[A Dozen Ways Of Love by Lily Dougall]@TWC D-Link book
A Dozen Ways Of Love

CHAPTER IV
19/21

By means of his reason he discovered that if he was to make progress at all the rackets must not overlap one another as he trod; his next effort was naturally to walk with his feet so wide apart that the rackets at their broadest could not interfere.

The result was that in a few moments he became like a miniature Colossus of Rhodes, fixed again so that he could not move, his feet upon platforms at either side of a harbour of snow.
He heard the door open now again sharply, and he felt certain, yes, certain, that the lasso was on its way through the air; this time he was not going to submit.

As men do unthinkingly what they could in no way do by thought, he found himself facing the door, his snow-shoes truly inextricably mixed with one another, but still he had turned round.
There was no rope, no Morin; Madge was standing alone upon the outer step of the porch, her face aflame with indignation.
'This is either perfect folly or you have deceived me,' she cried.
'I shall learn how to use them in a minute,' he said humbly.

He was conscious as he spoke that his twisted legs made but an unsteady pedestal, that the least push would have sent him headlong into the drift.
'How could you say that you would go ?' she asked fiercely.
He looked down at his feet as schoolboys do when chidden, but for another reason.

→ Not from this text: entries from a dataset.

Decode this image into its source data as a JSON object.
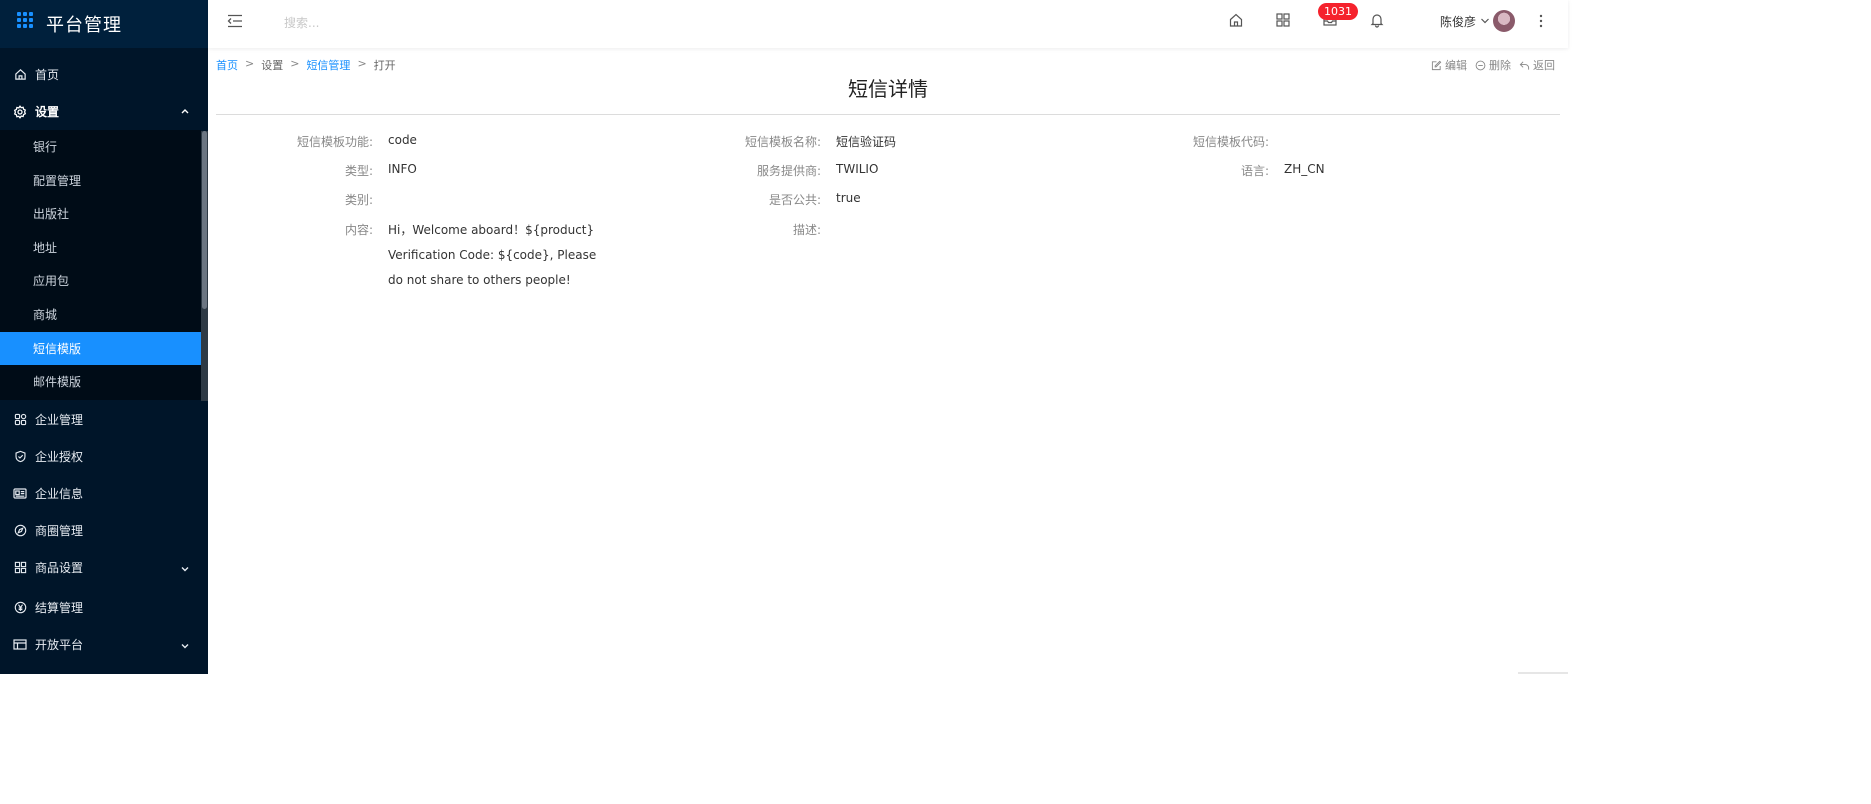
{
  "app": {
    "title": "平台管理"
  },
  "sidebar": {
    "home": "首页",
    "settings": "设置",
    "settings_items": [
      "银行",
      "配置管理",
      "出版社",
      "地址",
      "应用包",
      "商城",
      "短信模版",
      "邮件模版"
    ],
    "active_item": "短信模版",
    "enterprise_mgmt": "企业管理",
    "enterprise_auth": "企业授权",
    "enterprise_info": "企业信息",
    "business_circle": "商圈管理",
    "product_settings": "商品设置",
    "settlement": "结算管理",
    "open_platform": "开放平台"
  },
  "header": {
    "search_placeholder": "搜索...",
    "badge_count": "1031",
    "user_name": "陈俊彦"
  },
  "breadcrumb": {
    "home": "首页",
    "settings": "设置",
    "sms_mgmt": "短信管理",
    "current": "打开",
    "sep": ">"
  },
  "actions": {
    "edit": "编辑",
    "delete": "删除",
    "back": "返回"
  },
  "page": {
    "title": "短信详情"
  },
  "fields": {
    "function_label": "短信模板功能:",
    "function_value": "code",
    "name_label": "短信模板名称:",
    "name_value": "短信验证码",
    "code_label": "短信模板代码:",
    "code_value": "",
    "type_label": "类型:",
    "type_value": "INFO",
    "provider_label": "服务提供商:",
    "provider_value": "TWILIO",
    "language_label": "语言:",
    "language_value": "ZH_CN",
    "category_label": "类别:",
    "category_value": "",
    "public_label": "是否公共:",
    "public_value": "true",
    "content_label": "内容:",
    "content_value": "Hi，Welcome aboard！${product} Verification Code: ${code}, Please do not share to others people!",
    "description_label": "描述:",
    "description_value": ""
  },
  "colors": {
    "sidebar_bg": "#001529",
    "submenu_bg": "#000c17",
    "accent": "#1890ff",
    "badge": "#f5222d"
  }
}
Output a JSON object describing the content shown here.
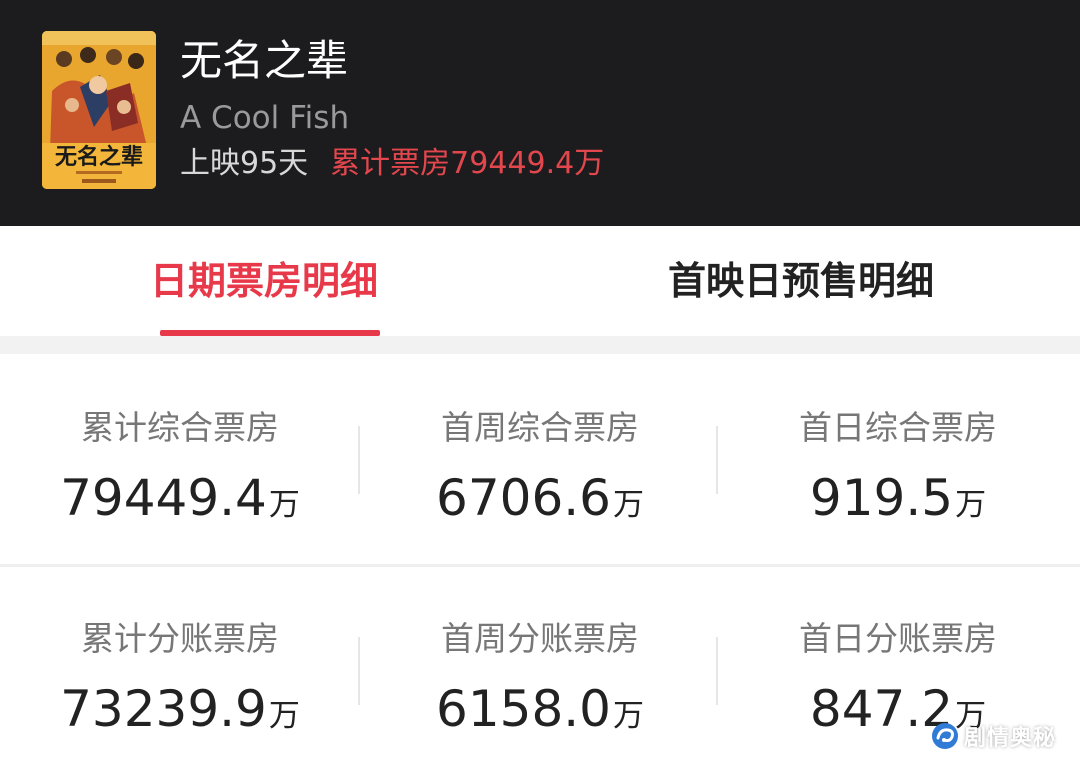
{
  "header": {
    "poster_title_art": "无名之辈",
    "title": "无名之辈",
    "english_title": "A Cool Fish",
    "days_in_release": "上映95天",
    "cumulative_box_office": "累计票房79449.4万",
    "accent_color": "#e2474d"
  },
  "tabs": [
    {
      "label": "日期票房明细",
      "active": true
    },
    {
      "label": "首映日预售明细",
      "active": false
    }
  ],
  "stats": {
    "row1": [
      {
        "label": "累计综合票房",
        "value": "79449.4",
        "unit": "万"
      },
      {
        "label": "首周综合票房",
        "value": "6706.6",
        "unit": "万"
      },
      {
        "label": "首日综合票房",
        "value": "919.5",
        "unit": "万"
      }
    ],
    "row2": [
      {
        "label": "累计分账票房",
        "value": "73239.9",
        "unit": "万"
      },
      {
        "label": "首周分账票房",
        "value": "6158.0",
        "unit": "万"
      },
      {
        "label": "首日分账票房",
        "value": "847.2",
        "unit": "万"
      }
    ]
  },
  "watermark": {
    "text": "剧情奥秘",
    "icon": "logo-swirl-icon"
  }
}
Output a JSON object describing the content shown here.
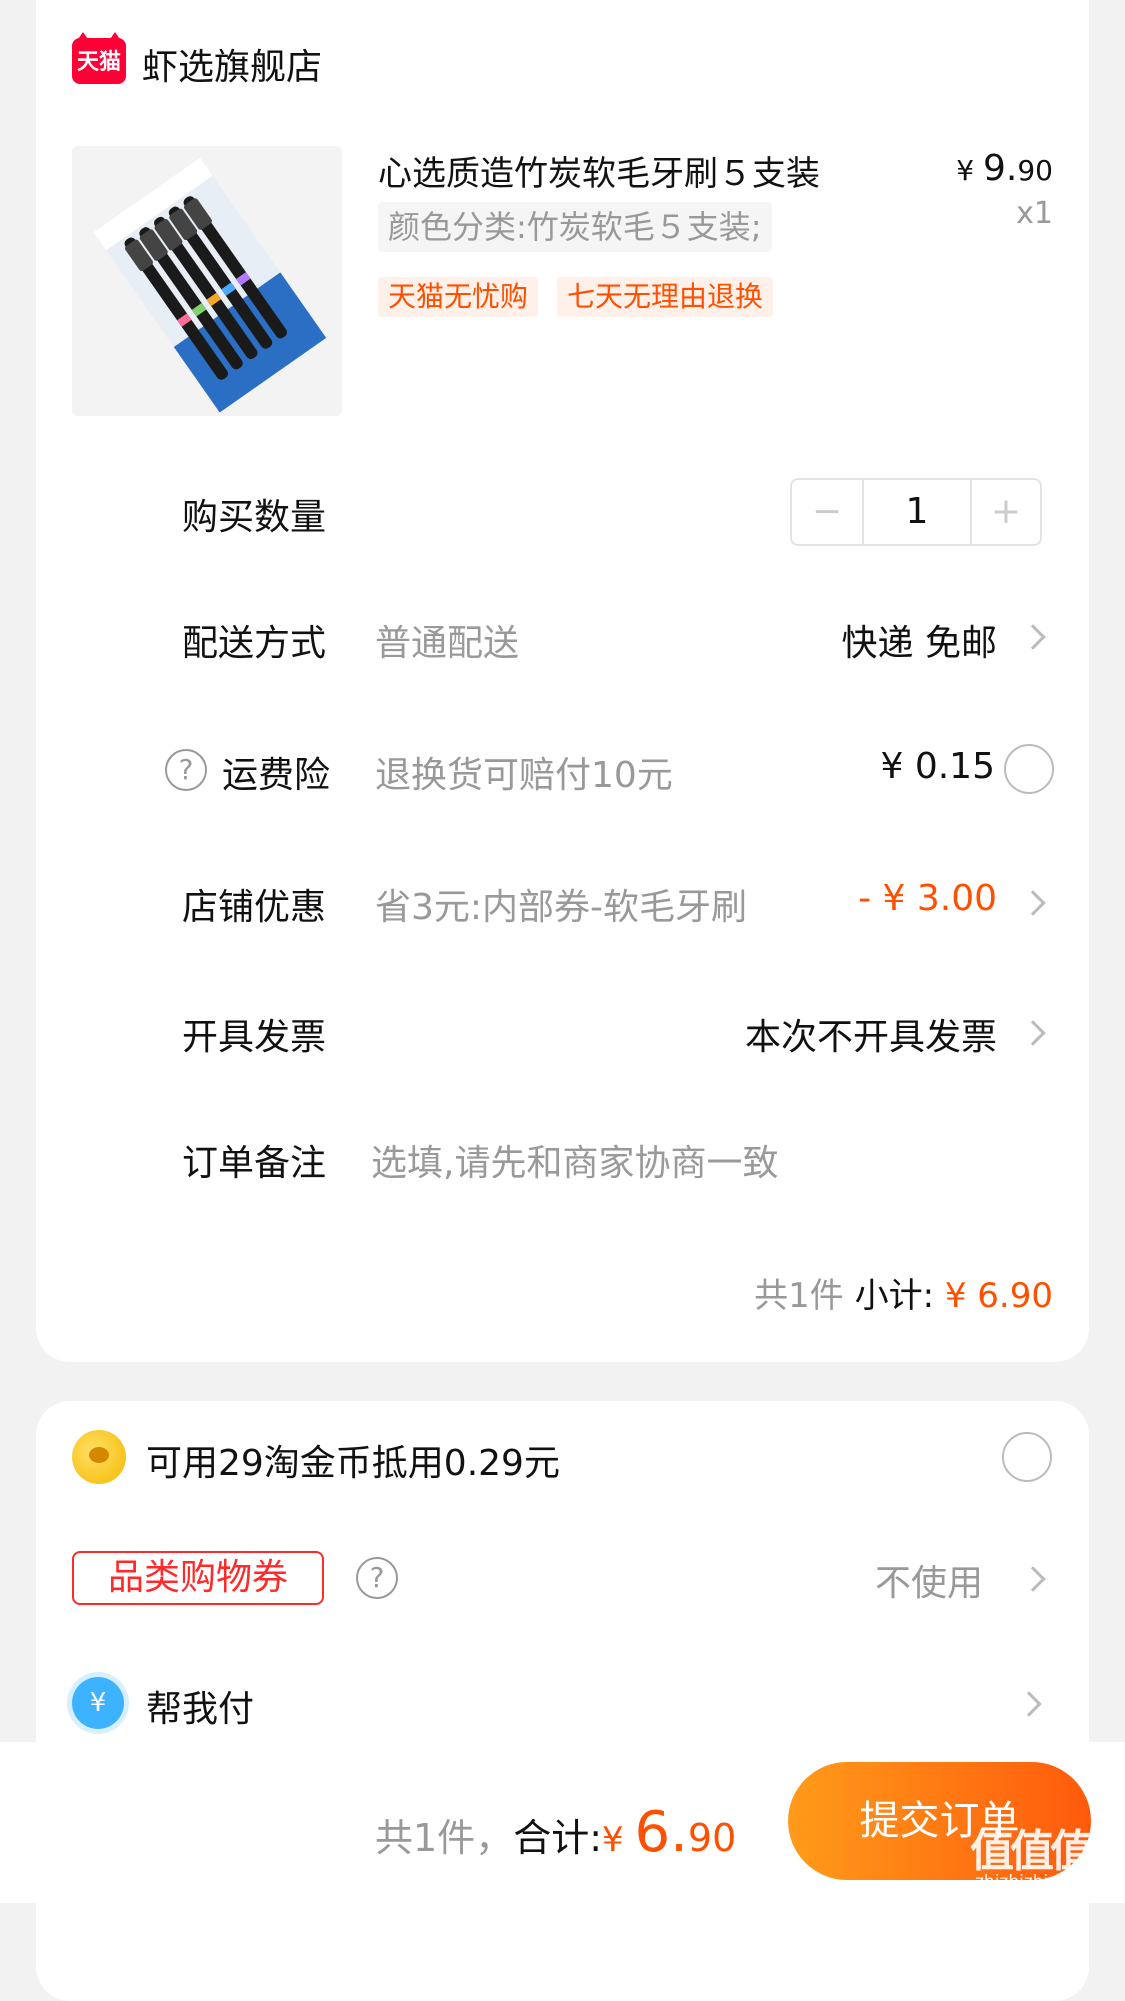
{
  "store": {
    "badge": "天猫",
    "name": "虾选旗舰店"
  },
  "product": {
    "title": "心选质造竹炭软毛牙刷５支装",
    "sku": "颜色分类:竹炭软毛５支装;",
    "price_yen": "¥ ",
    "price_int": "9.",
    "price_dec": "90",
    "quantity_mult": "x1",
    "tags": [
      "天猫无忧购",
      "七天无理由退换"
    ]
  },
  "quantity": {
    "label": "购买数量",
    "minus": "−",
    "value": "1",
    "plus": "+"
  },
  "delivery": {
    "label": "配送方式",
    "desc": "普通配送",
    "value": "快递 免邮"
  },
  "insurance": {
    "label": "运费险",
    "desc": "退换货可赔付10元",
    "value": "¥ 0.15",
    "help_glyph": "?"
  },
  "shop_discount": {
    "label": "店铺优惠",
    "desc": "省3元:内部券-软毛牙刷",
    "value": "- ¥ 3.00"
  },
  "invoice": {
    "label": "开具发票",
    "value": "本次不开具发票"
  },
  "remark": {
    "label": "订单备注",
    "placeholder": "选填,请先和商家协商一致"
  },
  "subtotal": {
    "count": "共1件 ",
    "label": "小计: ",
    "amount": "¥ 6.90"
  },
  "coins": {
    "text": "可用29淘金币抵用0.29元"
  },
  "category_coupon": {
    "label": "品类购物券",
    "value": "不使用",
    "help_glyph": "?"
  },
  "help_pay": {
    "icon_glyph": "¥",
    "label": "帮我付"
  },
  "footer": {
    "count": "共1件，",
    "total_label": "合计:",
    "yen": "¥ ",
    "total_int": "6.",
    "total_dec": "90",
    "submit": "提交订单"
  },
  "watermark": {
    "text": "值值值",
    "url": "zhizhizhi.com"
  },
  "colors": {
    "accent": "#ff5000",
    "tmall_red": "#ff0036",
    "background": "#f2f2f2"
  }
}
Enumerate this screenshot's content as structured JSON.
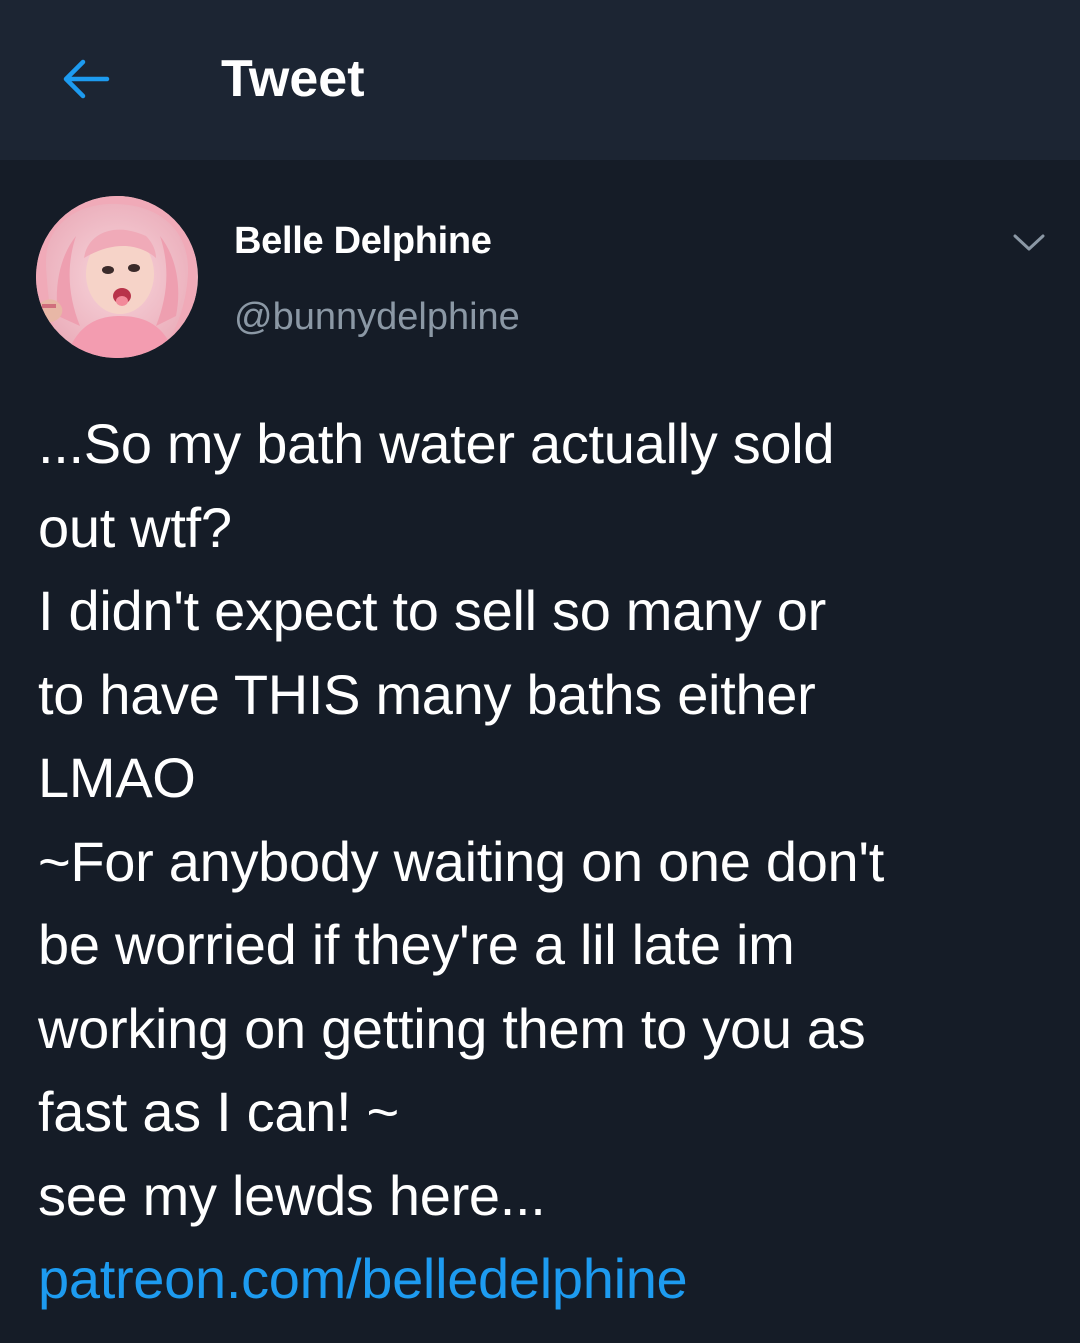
{
  "header": {
    "title": "Tweet",
    "back_icon": "arrow-left-icon",
    "accent_color": "#1d9bf0"
  },
  "tweet": {
    "author": {
      "name": "Belle Delphine",
      "handle": "@bunnydelphine"
    },
    "menu_icon": "chevron-down-icon",
    "lines": [
      "...So my bath water actually sold",
      "out wtf?",
      "I didn't expect to sell so many or",
      "to have THIS many baths either",
      "LMAO",
      "~For anybody waiting on one don't",
      "be worried if they're a lil late im",
      "working on getting them to you as",
      "fast as I can! ~",
      "see my lewds here..."
    ],
    "link": "patreon.com/belledelphine"
  },
  "colors": {
    "background": "#151c27",
    "header_background": "#1c2533",
    "secondary_text": "#8b98a5",
    "link": "#1d9bf0"
  }
}
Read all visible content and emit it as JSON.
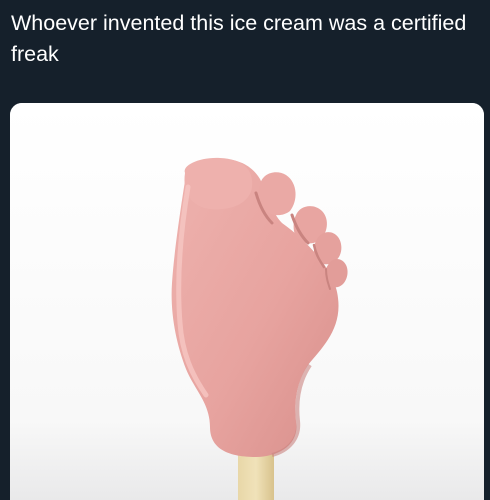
{
  "post": {
    "text": "Whoever invented this ice cream was a certified freak"
  },
  "media": {
    "subject": "foot-shaped-ice-cream-bar",
    "colors": {
      "background": "#15202b",
      "card": "#ffffff",
      "ice_cream": "#e9a7a3",
      "ice_cream_shade": "#d98f8c",
      "stick": "#e3cf9e"
    }
  }
}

The question as to whether or not he could get his snow-shoes headed again in the right direction weighed like lead upon his heart.
'I thought that I could walk upon these things,' he said, and he added, with such determination as honour flying from shame only knows, 'and I will walk on them and do your errand.' With that, by carefully untwisting his legs, he faced again in the right direction, but, having lifted his right foot too high in the untwisting process, he found that the slender tail of its snow-shoe stuck down in the snow, setting the shoe pointing skyward and his toe, tied by the thongs, held prisoner about a foot above the snow.